Quel est le délai pour déclarer une maladie professionnelle liée aux organophosphorés ?

La déclaration doit être effectuée dans les deux ans suivant la date du certificat médical initial établissant le lien possible avec l’activité professionnelle, ou dans les deux ans suivant la cessation du travail liée à la maladie. Il est vivement conseillé d’agir dès l’apparition des premiers symptômes.


Témoignages

Pendant 15 ans j’ai traité les vignes avec des produits à base d’organophosphorés sans vraiment de protection. Des gants parfois, mais c’est tout. En 2021, tremblements, pertes de mémoire, fatigue permanente. Mon médecin m’a orienté vers avf.fr et grâce à eux j’ai pu être mis en contact avec un avocat qui a monté mon dossier. Maladie pro reconnue au tableau 11, taux d’IPP de 25%. J’aurais jamais fait les démarches tout seul.

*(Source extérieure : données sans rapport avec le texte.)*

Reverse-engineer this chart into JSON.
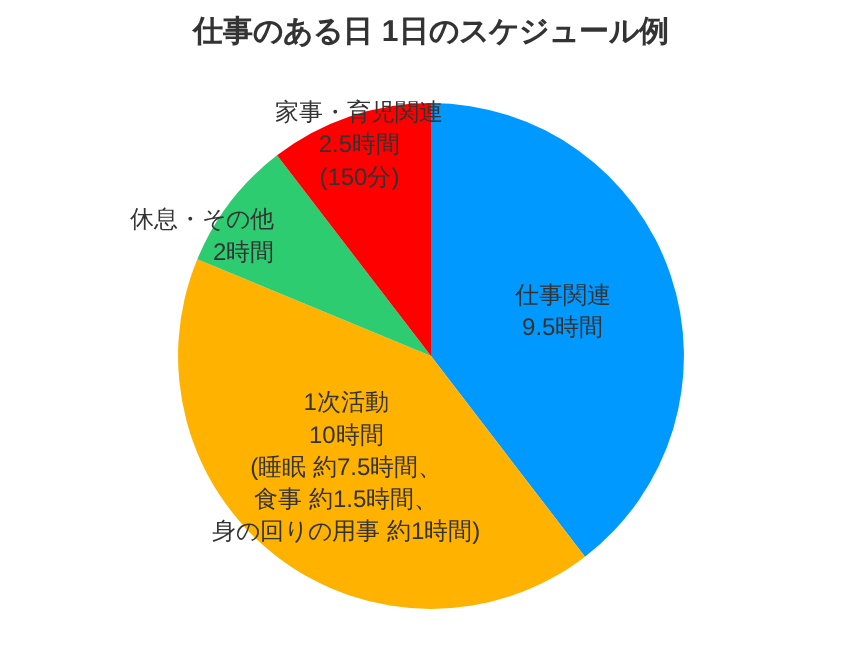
{
  "chart_data": {
    "type": "pie",
    "title": "仕事のある日 1日のスケジュール例",
    "categories": [
      "仕事関連",
      "1次活動",
      "休息・その他",
      "家事・育児関連"
    ],
    "values": [
      9.5,
      10,
      2,
      2.5
    ],
    "colors": [
      "#0099ff",
      "#ffb300",
      "#2ecc71",
      "#ff0000"
    ],
    "value_labels": [
      "9.5時間",
      "10時間(睡眠 約7.5時間、食事 約1.5時間、身の回りの用事 約1時間)",
      "2時間",
      "2.5時間(150分)"
    ]
  }
}
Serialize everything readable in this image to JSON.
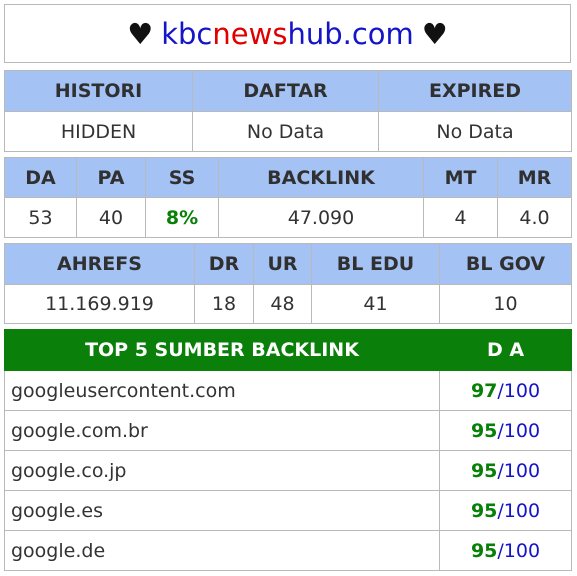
{
  "title": {
    "heart": "♥",
    "parts": [
      "kbc",
      "news",
      "hub",
      ".com"
    ],
    "colors": {
      "blue": "#1414c8",
      "red": "#e00000"
    }
  },
  "table1": {
    "headers": [
      "HISTORI",
      "DAFTAR",
      "EXPIRED"
    ],
    "values": [
      "HIDDEN",
      "No Data",
      "No Data"
    ]
  },
  "table2": {
    "headers": [
      "DA",
      "PA",
      "SS",
      "BACKLINK",
      "MT",
      "MR"
    ],
    "values": [
      "53",
      "40",
      "8%",
      "47.090",
      "4",
      "4.0"
    ]
  },
  "table3": {
    "headers": [
      "AHREFS",
      "DR",
      "UR",
      "BL EDU",
      "BL GOV"
    ],
    "values": [
      "11.169.919",
      "18",
      "48",
      "41",
      "10"
    ]
  },
  "top5": {
    "header_left": "TOP 5 SUMBER BACKLINK",
    "header_right": "D A",
    "rows": [
      {
        "domain": "googleusercontent.com",
        "score": "97",
        "max": "/100"
      },
      {
        "domain": "google.com.br",
        "score": "95",
        "max": "/100"
      },
      {
        "domain": "google.co.jp",
        "score": "95",
        "max": "/100"
      },
      {
        "domain": "google.es",
        "score": "95",
        "max": "/100"
      },
      {
        "domain": "google.de",
        "score": "95",
        "max": "/100"
      }
    ]
  }
}
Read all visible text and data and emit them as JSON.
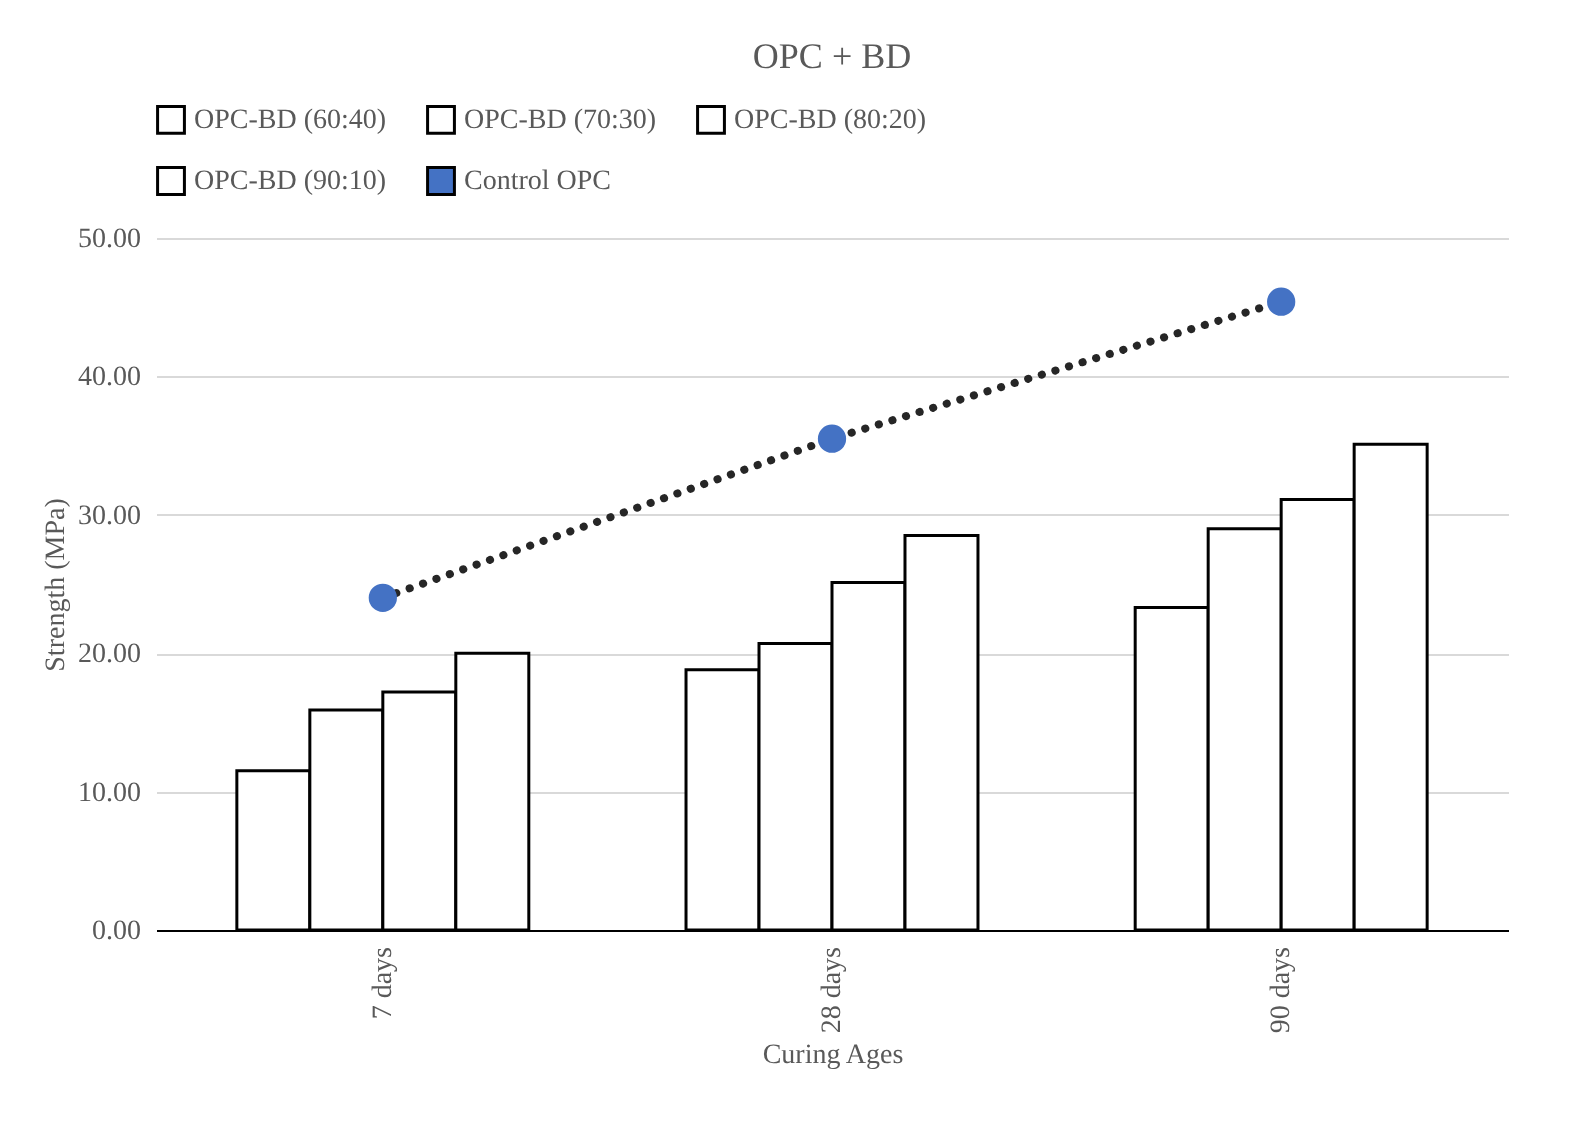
{
  "chart_data": {
    "type": "bar",
    "title": "OPC + BD",
    "xlabel": "Curing Ages",
    "ylabel": "Strength (MPa)",
    "categories": [
      "7 days",
      "28 days",
      "90 days"
    ],
    "series": [
      {
        "name": "OPC-BD (60:40)",
        "color": "#ffffff",
        "values": [
          11.5,
          18.8,
          23.3
        ]
      },
      {
        "name": "OPC-BD (70:30)",
        "color": "#ffffff",
        "values": [
          15.9,
          20.7,
          29.0
        ]
      },
      {
        "name": "OPC-BD (80:20)",
        "color": "#ffffff",
        "values": [
          17.2,
          25.1,
          31.1
        ]
      },
      {
        "name": "OPC-BD (90:10)",
        "color": "#ffffff",
        "values": [
          20.0,
          28.5,
          35.1
        ]
      },
      {
        "name": "Control OPC",
        "type": "line",
        "color": "#4472c4",
        "marker": "circle",
        "line_style": "dotted",
        "values": [
          24.0,
          35.5,
          45.4
        ]
      }
    ],
    "ylim": [
      0,
      50
    ],
    "yticks": [
      {
        "value": 0,
        "label": "0.00"
      },
      {
        "value": 10,
        "label": "10.00"
      },
      {
        "value": 20,
        "label": "20.00"
      },
      {
        "value": 30,
        "label": "30.00"
      },
      {
        "value": 40,
        "label": "40.00"
      },
      {
        "value": 50,
        "label": "50.00"
      }
    ],
    "grid": "y",
    "legend": "top"
  }
}
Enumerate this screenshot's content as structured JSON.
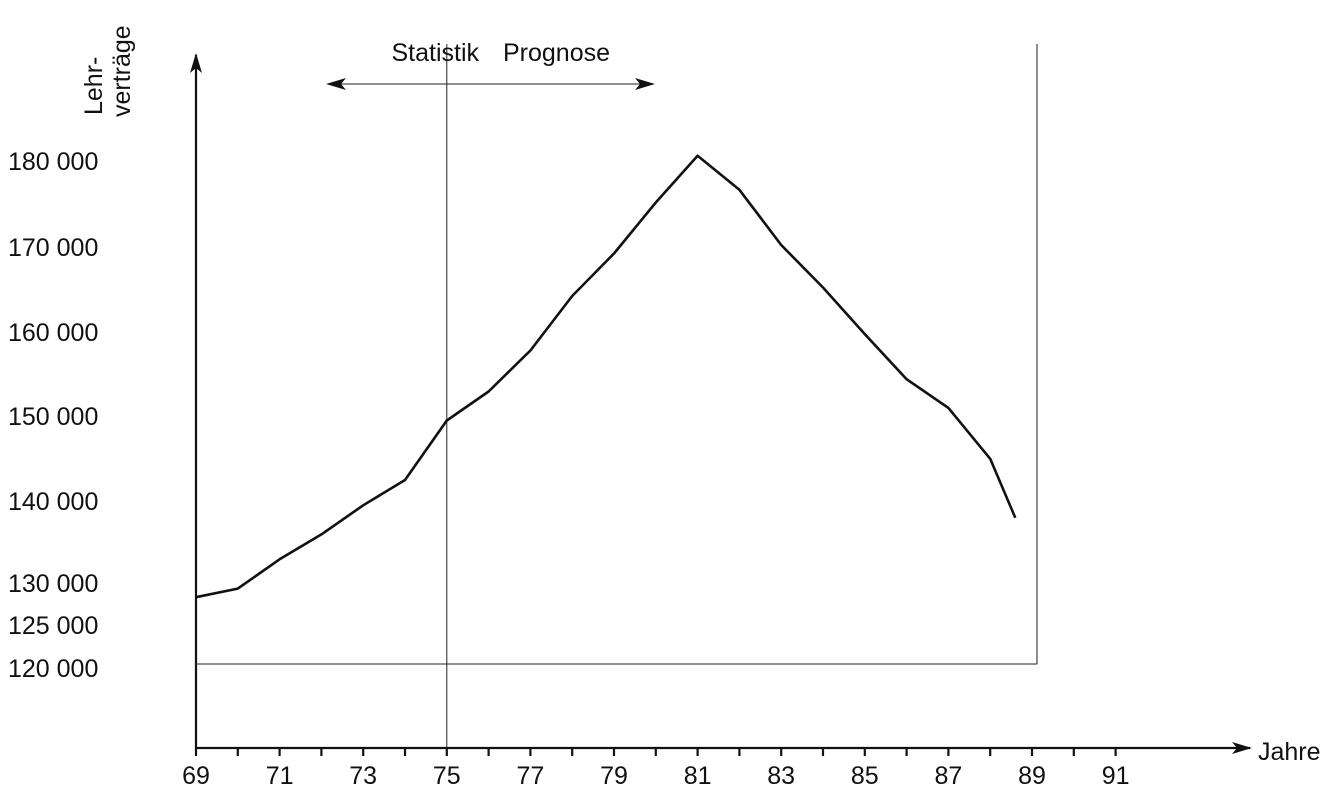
{
  "chart_data": {
    "type": "line",
    "xlabel": "Jahre",
    "ylabel_line1": "Lehr-",
    "ylabel_line2": "verträge",
    "annotations": {
      "left": "Statistik",
      "right": "Prognose"
    },
    "divider_year": 1975,
    "x_tick_labels": [
      "69",
      "71",
      "73",
      "75",
      "77",
      "79",
      "81",
      "83",
      "85",
      "87",
      "89",
      "91"
    ],
    "x_ticks": [
      1969,
      1970,
      1971,
      1972,
      1973,
      1974,
      1975,
      1976,
      1977,
      1978,
      1979,
      1980,
      1981,
      1982,
      1983,
      1984,
      1985,
      1986,
      1987,
      1988,
      1989,
      1990,
      1991
    ],
    "y_ticks": [
      {
        "value": 180000,
        "label": "180 000"
      },
      {
        "value": 170000,
        "label": "170 000"
      },
      {
        "value": 160000,
        "label": "160 000"
      },
      {
        "value": 150000,
        "label": "150 000"
      },
      {
        "value": 140000,
        "label": "140 000"
      },
      {
        "value": 130000,
        "label": "130 000"
      },
      {
        "value": 125000,
        "label": "125 000"
      },
      {
        "value": 120000,
        "label": "120 000"
      }
    ],
    "series": [
      {
        "x": [
          1969,
          1970,
          1971,
          1972,
          1973,
          1974,
          1975,
          1976,
          1977,
          1978,
          1979,
          1980,
          1981,
          1982,
          1983,
          1984,
          1985,
          1986,
          1987,
          1988
        ],
        "values": [
          128000,
          129000,
          132500,
          135500,
          139000,
          142000,
          149000,
          152500,
          157500,
          164000,
          169000,
          175000,
          180500,
          176500,
          170000,
          165000,
          159500,
          154000,
          150500,
          144500
        ]
      }
    ],
    "end_point": {
      "x": 1988.6,
      "y": 137500
    }
  }
}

— Daniel R., viticulteur dans le Var

J’ai travaillé 8 ans dans une coopérative où on manipulait des insecticides tous les jours. Quand j’ai commencé à avoir des troubles digestifs permanents et des vertiges, la MSA a d’abord refusé mon dossier. L’association m’a aidé à saisir le CRRMP et finalement c’est passé. Indemnisée avec une rente. Faut pas lâcher quand on sait qu’on a raison.

— Sophie M., ouvrière agricole en Charente

Après 20 ans d’exposition aux pesticides organophosphorés, problèmes neuro assez lourds. Le médecin expert de recours trouvé via l’annuaire d’AVF a réévalué mon taux de 12 à 22%, ça change tout sur la rente. Et mon avocat a lancé une faute inexcusable contre mon ancien employeur qui fournissait même pas de masque. Procédure en cours mais je suis confiant.